One can protect manually created incidents by assigning “Titaniam Protect” incident type to them. Example:

• In Cortex XSOAR, navigate to Incidents menu and click on New Incident button.

• Under Basic Information:

  • Enter: “Test Incident – 10” for Name, pick current Date/Time for Occurred, Set Severity to Medium, Assign Administrator Role, Enter a sample text in Details.

• Under Custom Fields enter values for following fields:

  • Agent ID:

  • Source Hostname

  • Source IP

  • Source Network

  • Source Port

  • Source Username

• Click on Create new incident button.

• Click on the incident ID and navigate to Titaniam Protect tab.
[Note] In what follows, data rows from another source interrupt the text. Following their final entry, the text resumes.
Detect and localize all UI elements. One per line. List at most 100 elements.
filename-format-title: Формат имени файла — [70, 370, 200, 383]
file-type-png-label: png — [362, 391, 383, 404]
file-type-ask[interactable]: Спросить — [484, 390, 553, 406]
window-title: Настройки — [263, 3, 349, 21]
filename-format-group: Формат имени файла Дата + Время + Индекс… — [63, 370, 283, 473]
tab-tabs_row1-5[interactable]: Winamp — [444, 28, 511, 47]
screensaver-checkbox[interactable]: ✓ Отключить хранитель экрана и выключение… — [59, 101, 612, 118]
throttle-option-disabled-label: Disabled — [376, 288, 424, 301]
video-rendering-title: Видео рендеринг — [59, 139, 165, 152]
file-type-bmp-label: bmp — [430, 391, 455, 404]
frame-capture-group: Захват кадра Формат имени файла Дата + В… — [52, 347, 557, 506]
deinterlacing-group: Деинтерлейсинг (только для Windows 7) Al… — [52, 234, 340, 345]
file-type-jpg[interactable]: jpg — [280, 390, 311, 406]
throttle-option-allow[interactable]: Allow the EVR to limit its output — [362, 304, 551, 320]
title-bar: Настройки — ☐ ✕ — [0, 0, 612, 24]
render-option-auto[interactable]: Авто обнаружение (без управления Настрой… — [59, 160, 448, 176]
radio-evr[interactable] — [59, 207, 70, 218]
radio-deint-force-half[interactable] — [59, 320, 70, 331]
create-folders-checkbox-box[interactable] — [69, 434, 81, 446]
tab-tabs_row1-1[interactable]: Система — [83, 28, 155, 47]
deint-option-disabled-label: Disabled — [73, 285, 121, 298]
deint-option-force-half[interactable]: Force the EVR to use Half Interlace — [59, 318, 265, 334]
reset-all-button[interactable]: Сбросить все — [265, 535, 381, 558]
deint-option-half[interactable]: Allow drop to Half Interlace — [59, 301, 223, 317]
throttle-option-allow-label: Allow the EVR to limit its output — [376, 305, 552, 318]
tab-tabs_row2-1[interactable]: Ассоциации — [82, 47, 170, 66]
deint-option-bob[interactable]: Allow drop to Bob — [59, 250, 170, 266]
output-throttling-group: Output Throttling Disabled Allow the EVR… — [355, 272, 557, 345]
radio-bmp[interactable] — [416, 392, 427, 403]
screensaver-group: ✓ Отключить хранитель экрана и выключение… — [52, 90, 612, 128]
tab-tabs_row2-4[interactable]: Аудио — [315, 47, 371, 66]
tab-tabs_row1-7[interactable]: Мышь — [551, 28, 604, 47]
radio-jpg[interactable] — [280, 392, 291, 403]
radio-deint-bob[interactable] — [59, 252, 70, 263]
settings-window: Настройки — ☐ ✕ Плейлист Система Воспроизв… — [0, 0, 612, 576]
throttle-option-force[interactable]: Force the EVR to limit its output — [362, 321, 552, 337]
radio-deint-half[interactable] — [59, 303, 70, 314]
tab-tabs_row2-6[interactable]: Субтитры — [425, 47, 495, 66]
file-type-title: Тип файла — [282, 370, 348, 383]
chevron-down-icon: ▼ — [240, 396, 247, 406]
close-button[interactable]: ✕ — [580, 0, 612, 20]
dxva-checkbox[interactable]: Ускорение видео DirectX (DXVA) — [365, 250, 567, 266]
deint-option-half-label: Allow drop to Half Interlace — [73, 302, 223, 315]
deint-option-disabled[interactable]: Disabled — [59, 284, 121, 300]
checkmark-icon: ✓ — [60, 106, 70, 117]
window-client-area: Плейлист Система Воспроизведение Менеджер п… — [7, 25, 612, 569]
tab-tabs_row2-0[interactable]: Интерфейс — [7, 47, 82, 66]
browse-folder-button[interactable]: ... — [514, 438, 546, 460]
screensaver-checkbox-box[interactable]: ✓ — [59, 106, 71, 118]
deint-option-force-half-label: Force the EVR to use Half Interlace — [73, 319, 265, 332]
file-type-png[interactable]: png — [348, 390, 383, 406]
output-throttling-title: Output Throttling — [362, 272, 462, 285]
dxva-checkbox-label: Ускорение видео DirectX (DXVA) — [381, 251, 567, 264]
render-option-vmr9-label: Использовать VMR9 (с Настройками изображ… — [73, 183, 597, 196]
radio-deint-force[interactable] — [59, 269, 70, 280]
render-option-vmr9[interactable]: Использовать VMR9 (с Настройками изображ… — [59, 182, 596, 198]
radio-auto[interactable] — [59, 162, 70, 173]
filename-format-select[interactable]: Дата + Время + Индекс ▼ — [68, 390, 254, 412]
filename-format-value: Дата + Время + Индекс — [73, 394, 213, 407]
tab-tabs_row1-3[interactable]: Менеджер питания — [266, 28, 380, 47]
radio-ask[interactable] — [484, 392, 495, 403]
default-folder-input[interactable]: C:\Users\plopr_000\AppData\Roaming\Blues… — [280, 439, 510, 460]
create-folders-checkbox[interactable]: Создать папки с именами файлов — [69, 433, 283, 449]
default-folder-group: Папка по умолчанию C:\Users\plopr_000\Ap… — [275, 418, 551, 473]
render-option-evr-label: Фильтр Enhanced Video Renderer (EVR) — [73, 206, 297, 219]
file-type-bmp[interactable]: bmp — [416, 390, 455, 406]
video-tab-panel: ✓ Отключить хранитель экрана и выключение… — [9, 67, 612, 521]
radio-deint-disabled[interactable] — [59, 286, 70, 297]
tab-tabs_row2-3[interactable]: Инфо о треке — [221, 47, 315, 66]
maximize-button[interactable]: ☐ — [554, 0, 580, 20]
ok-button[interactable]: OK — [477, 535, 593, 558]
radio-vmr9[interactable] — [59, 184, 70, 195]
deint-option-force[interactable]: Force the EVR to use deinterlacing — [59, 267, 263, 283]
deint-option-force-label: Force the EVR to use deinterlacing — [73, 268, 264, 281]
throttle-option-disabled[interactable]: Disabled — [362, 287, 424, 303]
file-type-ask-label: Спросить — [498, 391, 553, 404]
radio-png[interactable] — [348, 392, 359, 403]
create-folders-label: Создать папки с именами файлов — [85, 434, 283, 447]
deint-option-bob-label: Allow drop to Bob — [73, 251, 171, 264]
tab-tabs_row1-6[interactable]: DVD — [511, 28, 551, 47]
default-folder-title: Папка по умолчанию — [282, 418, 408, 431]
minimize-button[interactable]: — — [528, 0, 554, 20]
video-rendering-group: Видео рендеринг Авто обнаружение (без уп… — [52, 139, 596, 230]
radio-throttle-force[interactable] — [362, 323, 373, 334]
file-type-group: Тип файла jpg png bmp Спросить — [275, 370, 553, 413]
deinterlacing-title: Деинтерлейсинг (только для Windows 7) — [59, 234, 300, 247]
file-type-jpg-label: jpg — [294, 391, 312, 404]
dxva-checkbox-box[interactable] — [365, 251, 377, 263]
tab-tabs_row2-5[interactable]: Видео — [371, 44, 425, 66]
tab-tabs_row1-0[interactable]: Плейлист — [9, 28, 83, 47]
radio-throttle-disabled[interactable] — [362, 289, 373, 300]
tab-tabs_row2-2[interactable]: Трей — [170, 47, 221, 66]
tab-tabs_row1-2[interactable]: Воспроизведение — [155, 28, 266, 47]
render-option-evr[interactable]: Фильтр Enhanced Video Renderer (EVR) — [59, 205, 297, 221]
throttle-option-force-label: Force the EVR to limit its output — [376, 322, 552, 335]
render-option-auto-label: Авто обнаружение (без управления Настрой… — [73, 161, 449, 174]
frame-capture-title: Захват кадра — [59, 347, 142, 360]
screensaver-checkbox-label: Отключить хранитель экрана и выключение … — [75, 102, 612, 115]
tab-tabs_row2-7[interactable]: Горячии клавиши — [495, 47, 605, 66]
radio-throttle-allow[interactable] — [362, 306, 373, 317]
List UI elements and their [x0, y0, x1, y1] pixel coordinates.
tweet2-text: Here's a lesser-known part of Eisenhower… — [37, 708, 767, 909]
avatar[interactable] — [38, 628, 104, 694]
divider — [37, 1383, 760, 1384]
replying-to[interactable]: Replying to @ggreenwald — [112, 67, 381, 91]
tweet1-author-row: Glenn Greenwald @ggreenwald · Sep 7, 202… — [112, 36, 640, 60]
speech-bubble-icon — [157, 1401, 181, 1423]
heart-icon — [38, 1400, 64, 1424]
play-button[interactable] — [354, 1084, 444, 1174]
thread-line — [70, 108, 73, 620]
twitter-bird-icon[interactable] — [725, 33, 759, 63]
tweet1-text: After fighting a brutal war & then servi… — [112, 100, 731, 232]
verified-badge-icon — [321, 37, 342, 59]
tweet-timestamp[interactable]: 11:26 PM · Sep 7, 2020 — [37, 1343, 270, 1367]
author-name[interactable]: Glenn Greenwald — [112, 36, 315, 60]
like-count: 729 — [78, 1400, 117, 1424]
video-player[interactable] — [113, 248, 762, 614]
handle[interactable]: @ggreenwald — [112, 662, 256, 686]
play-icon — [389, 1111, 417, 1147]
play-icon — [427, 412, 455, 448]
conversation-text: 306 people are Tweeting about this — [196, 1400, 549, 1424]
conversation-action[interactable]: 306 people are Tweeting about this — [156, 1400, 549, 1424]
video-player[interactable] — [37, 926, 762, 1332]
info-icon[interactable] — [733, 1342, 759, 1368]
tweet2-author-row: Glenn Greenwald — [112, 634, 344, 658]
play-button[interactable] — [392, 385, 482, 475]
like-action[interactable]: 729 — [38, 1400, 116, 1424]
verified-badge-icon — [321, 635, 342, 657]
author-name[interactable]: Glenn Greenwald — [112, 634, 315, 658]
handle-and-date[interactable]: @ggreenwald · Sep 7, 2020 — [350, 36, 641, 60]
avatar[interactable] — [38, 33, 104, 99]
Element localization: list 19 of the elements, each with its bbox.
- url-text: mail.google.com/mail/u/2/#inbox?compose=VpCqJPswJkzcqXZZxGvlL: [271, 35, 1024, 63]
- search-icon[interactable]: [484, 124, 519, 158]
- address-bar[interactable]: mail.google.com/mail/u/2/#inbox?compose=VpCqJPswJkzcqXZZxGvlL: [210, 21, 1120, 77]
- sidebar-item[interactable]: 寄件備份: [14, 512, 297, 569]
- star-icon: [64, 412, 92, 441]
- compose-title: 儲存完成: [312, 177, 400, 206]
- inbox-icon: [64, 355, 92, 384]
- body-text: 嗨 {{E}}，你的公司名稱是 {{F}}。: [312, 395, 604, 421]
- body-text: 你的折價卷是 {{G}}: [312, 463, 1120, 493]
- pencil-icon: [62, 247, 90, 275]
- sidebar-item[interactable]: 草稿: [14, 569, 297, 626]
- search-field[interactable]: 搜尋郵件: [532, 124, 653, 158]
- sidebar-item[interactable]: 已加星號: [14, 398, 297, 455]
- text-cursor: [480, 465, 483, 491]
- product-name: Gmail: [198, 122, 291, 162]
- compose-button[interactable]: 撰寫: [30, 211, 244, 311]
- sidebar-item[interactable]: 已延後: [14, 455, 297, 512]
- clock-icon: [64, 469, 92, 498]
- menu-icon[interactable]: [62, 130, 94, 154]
You will notice that custom fields Source hostname, Source IP, Source network, Source port, Source username have been all encoded. This encoding is done based on schema setup for incidents created Manually (ManualIncidentSchema).

• You can elect to create a different mapping schema, based on what custom fields you want to protect. By default, TitaniamProtect encodes all incident labels and custom fields which are specified in the mapping schema.

• As an Administrator or Analyst (or other custom dedicated role) you have access to two buttons (Show Cleartext and Protect Data), which can be used to decode encoded fields.

• Once you are done with reviewing incident information, click on Protect Data button to encode back sensitive fields.

Appendix A – Sample Mapping Schemas

Sample Manual Schema

This schema is a sample schema defined for manually created incidents (using New Incident button in the Incidents section of Cortex XSOAR UI).

Put below content in the manualSchema.json file:

{ "mappings": { "properties": { "details": { "type": "tangled_keyword2" }, "sourcehostname": { "type": "tangled_keyword2" }, "sourceip": { "type": "tangled_ip" }, "sourcenetwork": { "type": "tangled_keyword2" }, "sourceport": { "type": "tangled_integer" }, "sourceusername": { "type": "tangled_keyword2" } } } }

Execute:

curl --header "Content-Type: application/json" --request POST \

-d @manualSchema.json

Response generated shows that schema has been successfully created:

{"code":"SUCCESS","message":"success","result":{"mappings":{"properties":{"details":{"type":"tangled_keyword2"},"sourcehostname":{"type":"tangled_keyword2"},"sourceip":{"type":"tangled_ip"},"sourcenetwork":{"type":"tangled_keyword2"},"sourceport":{"type":"tangled_integer"},"sourceusername":{"type":"tangled_keyword2"}}}}}

You can also verify existence of the schema in Panther/Panther service by checking:

curl

{"code":"SUCCESS","message":"success","result":{"mappings":{"properties":{"details":{"type":"tangled_keyword2"},"sourcehostname":{"type":"tangled_keyword2"},"sourceip":{"type":"tangled_ip"},"sourcenetwork":{"type":"tangled_keyword2"},"sourceport":{"type":"tangled_integer"},"sourceusername":{"type":"tangled_keyword2"}}}}}

Note that you can use a client of your choice (curl, postman, etc.) to manage and update mapping schemas. Refer to Panther/Panther service documentation for complete list and applicability of titaniam protect field types.